How to Clean a CSV File During a Product Import

Foundations of connector creation have been covered in the previous chapter (cf How to Create a New Connector). With the following hands-on practice, we will create our own specific connector.

To stay focused on the main concepts, we will implement the simplest connector possible by avoiding to use too many existing elements.

The use case is to clean the following CSV file when importing products:

1
2
3
4
sku;name
uselesspart-sku-1;my full name 1
uselesspart-sku-2;my full name 2
uselesspart-sku-3;my full name 3

Here, we want remove the prefix uselesspart- in the sku before to run a classic import.
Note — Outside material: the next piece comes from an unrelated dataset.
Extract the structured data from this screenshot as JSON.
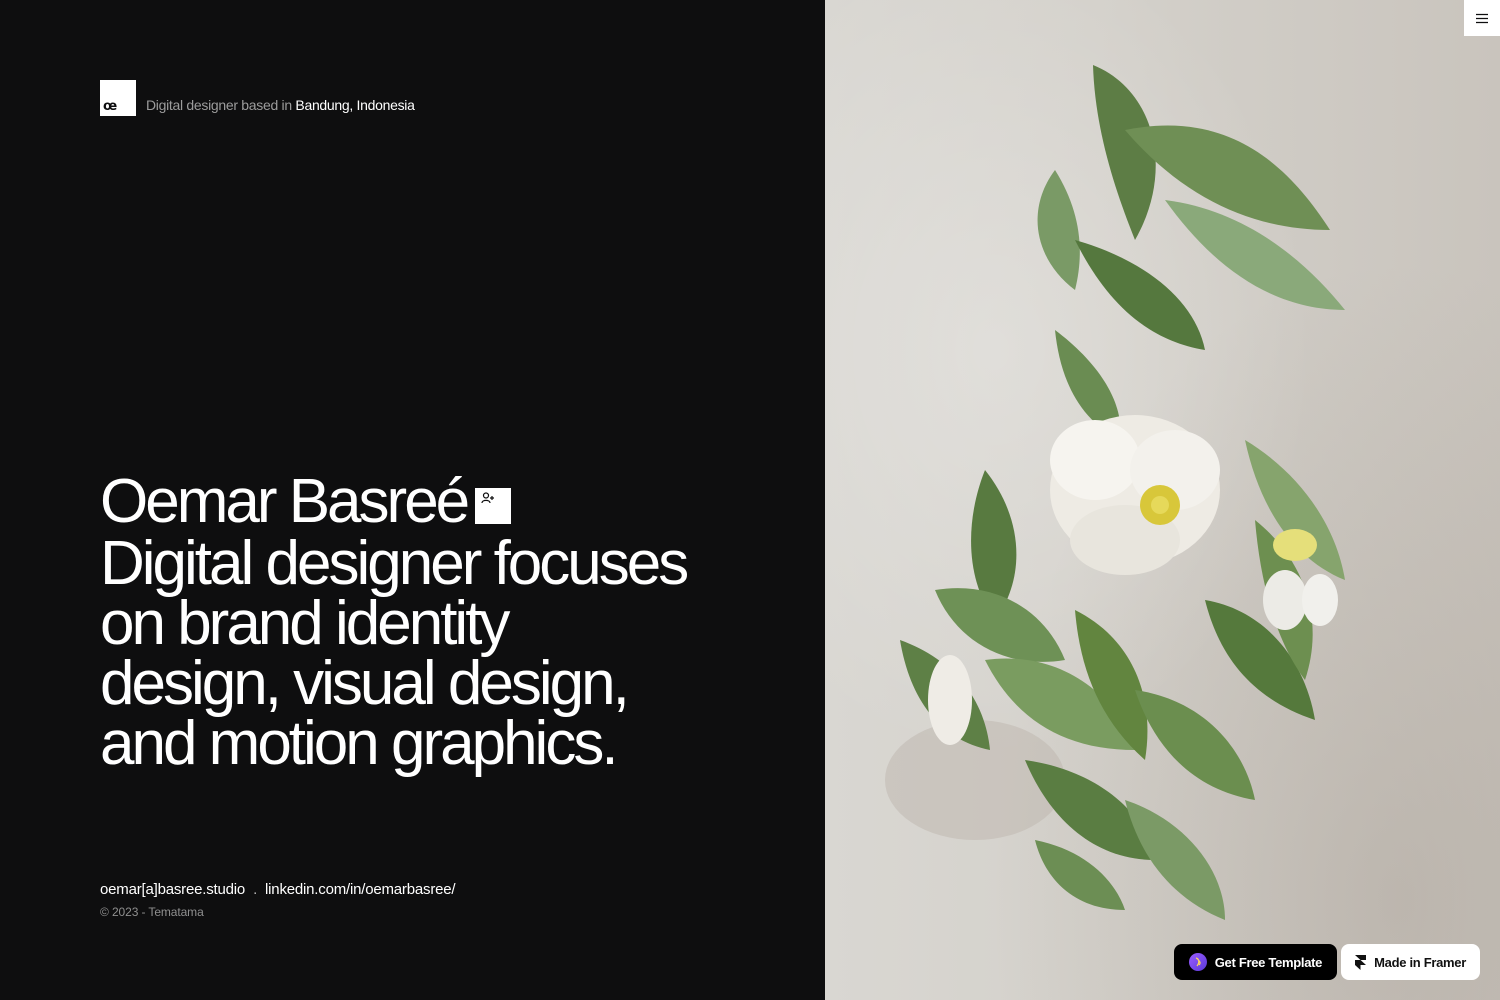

We assume that we’re using a standard edition with the icecat_demo_dev data set, sku and name already exist as real attributes of the PIM.

Note

The code inside this cookbook entry is available in the src directory, you can clone pim-docs (https://github.com/akeneo/pim-docs) and use a symlink to make the Acme bundle available in the src/.

Create the Connector

Create a new bundle:

1
2
3
4
5
6
7
8
9
<?php

namespace Acme\Bundle\CsvCleanerConnectorBundle;

use Symfony\Component\HttpKernel\Bundle\Bundle;

class AcmeCsvCleanerConnectorBundle extends Bundle
{
}

Register the bundle in AppKernel:

1
2
3
4
5
6
public function registerBundles()
{
    // ...
        new Acme\Bundle\CsvCleanerConnectorBundle\AcmeCsvCleanerConnectorBundle(),
    // ...
}

Configure the Job

Configure a job in Resources/config/batch_jobs.yml:

 1
 2
 3
 4
 5
 6
 7
 8
 9
10
11
12
13
connector:
    name: Cleaned Csv Connector
    jobs:
        cleaner_product_import:
            title: acme_cleaner_connector.jobs.cleaner_product_import.title
            type:  import
            steps:
                import:
                   title: acme_cleaner_connector.jobs.cleaner_product_import.import.title
                   services:
                        reader:    pim_connector.reader.file.csv_product
                        processor: acme_csvcleanerconnector.processor.denormalization.product.flat
                        writer:    pim_connector.writer.doctrine.product

Here we create an import job which contains a single step: import.

The default step is Akeneo\Bundle\BatchBundle\Step\ItemStep.

An item step is configured with 3 elements, a reader, a processor and a writer.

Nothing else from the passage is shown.